I am so thankful for my years of celibacy, for all that they taught me. They were vital years that deepened my life in ways I am still learning to articulate. And, oddly enough, those years are also teaching me how to be a better boyfriend.
A little over a year ago, in the process of doing a show, I met a woman who was first a co-artist, then a friend, then something more than a friend. Neither of us were looking for it. Neither of us were expecting it. And now, ten months into our relationship, both of us are still trying to make sense of it.
Here’s what I do know; the next stage of my learning as a man and as a human is happening here.

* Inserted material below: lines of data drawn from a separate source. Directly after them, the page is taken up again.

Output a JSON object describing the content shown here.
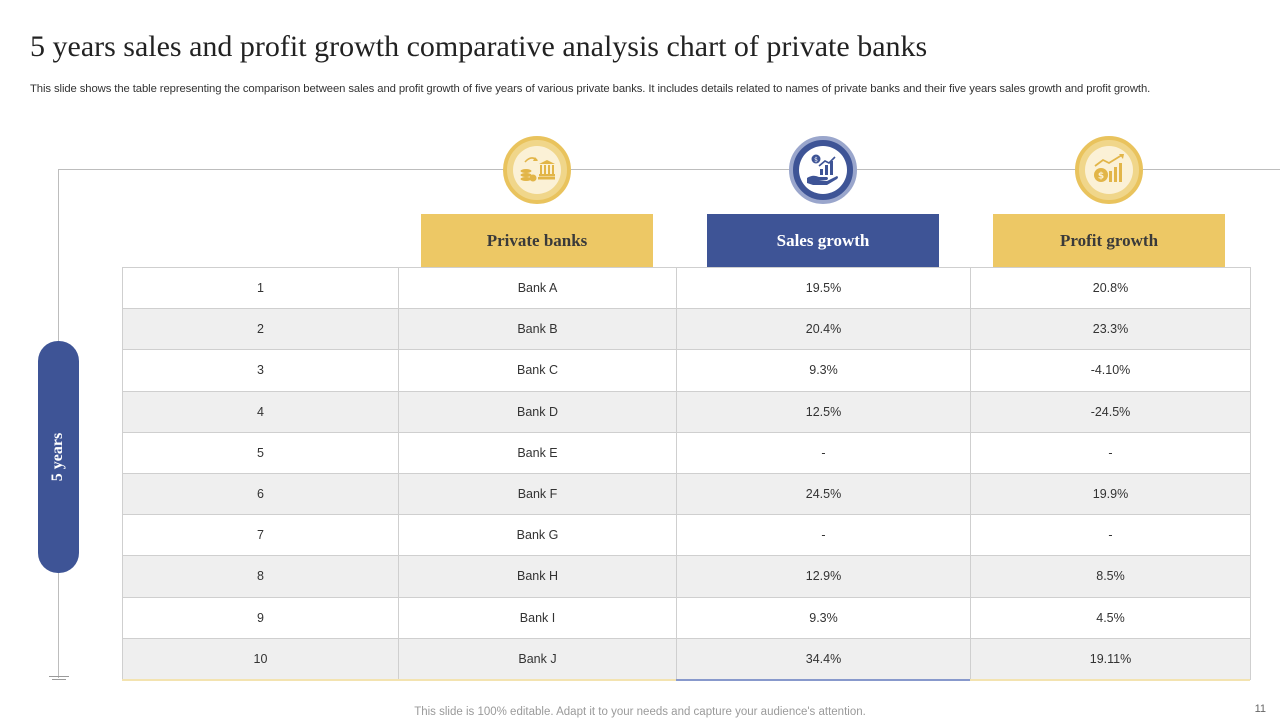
{
  "slide": {
    "title": "5 years sales and profit growth comparative analysis chart of private banks",
    "subtitle": "This slide shows the table representing the comparison between sales and profit growth of five years of various private banks. It includes details related to names of private banks and their five years sales growth and profit growth.",
    "side_label": "5 years",
    "footer": "This slide is 100% editable. Adapt it to your needs and capture your audience's attention.",
    "page_number": "11"
  },
  "columns": [
    {
      "label": "Private banks",
      "icon": "coins-bank-icon",
      "color": "#edc865"
    },
    {
      "label": "Sales growth",
      "icon": "hand-growth-chart-icon",
      "color": "#3e5496"
    },
    {
      "label": "Profit growth",
      "icon": "dollar-bar-chart-icon",
      "color": "#edc865"
    }
  ],
  "rows": [
    {
      "no": "1",
      "bank": "Bank A",
      "sales": "19.5%",
      "profit": "20.8%"
    },
    {
      "no": "2",
      "bank": "Bank B",
      "sales": "20.4%",
      "profit": "23.3%"
    },
    {
      "no": "3",
      "bank": "Bank C",
      "sales": "9.3%",
      "profit": "-4.10%"
    },
    {
      "no": "4",
      "bank": "Bank D",
      "sales": "12.5%",
      "profit": "-24.5%"
    },
    {
      "no": "5",
      "bank": "Bank E",
      "sales": "-",
      "profit": "-"
    },
    {
      "no": "6",
      "bank": "Bank F",
      "sales": "24.5%",
      "profit": "19.9%"
    },
    {
      "no": "7",
      "bank": "Bank G",
      "sales": "-",
      "profit": "-"
    },
    {
      "no": "8",
      "bank": "Bank H",
      "sales": "12.9%",
      "profit": "8.5%"
    },
    {
      "no": "9",
      "bank": "Bank I",
      "sales": "9.3%",
      "profit": "4.5%"
    },
    {
      "no": "10",
      "bank": "Bank J",
      "sales": "34.4%",
      "profit": "19.11%"
    }
  ]
}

From letting down the armor I had built up around my heart and my body, to learning what it means to be with someone who shares emotional labor, to learning to communicate, to embracing vulnerability even when I am afraid. These are the lessons that I am a learning and I am becoming a better person because of it.
I feel nothing but gratitude for my years of celibacy and all they taught me. I don’t feel like I have abandoned anything by entering into a relationship. Instead I am following a path that is hopefully making me the fullest and truest version of myself.
So I lean into her embrace, I allow myself to be soft and often, and I practice the art of being present; right here, right now. Whatever comes next, in this moment I am grateful.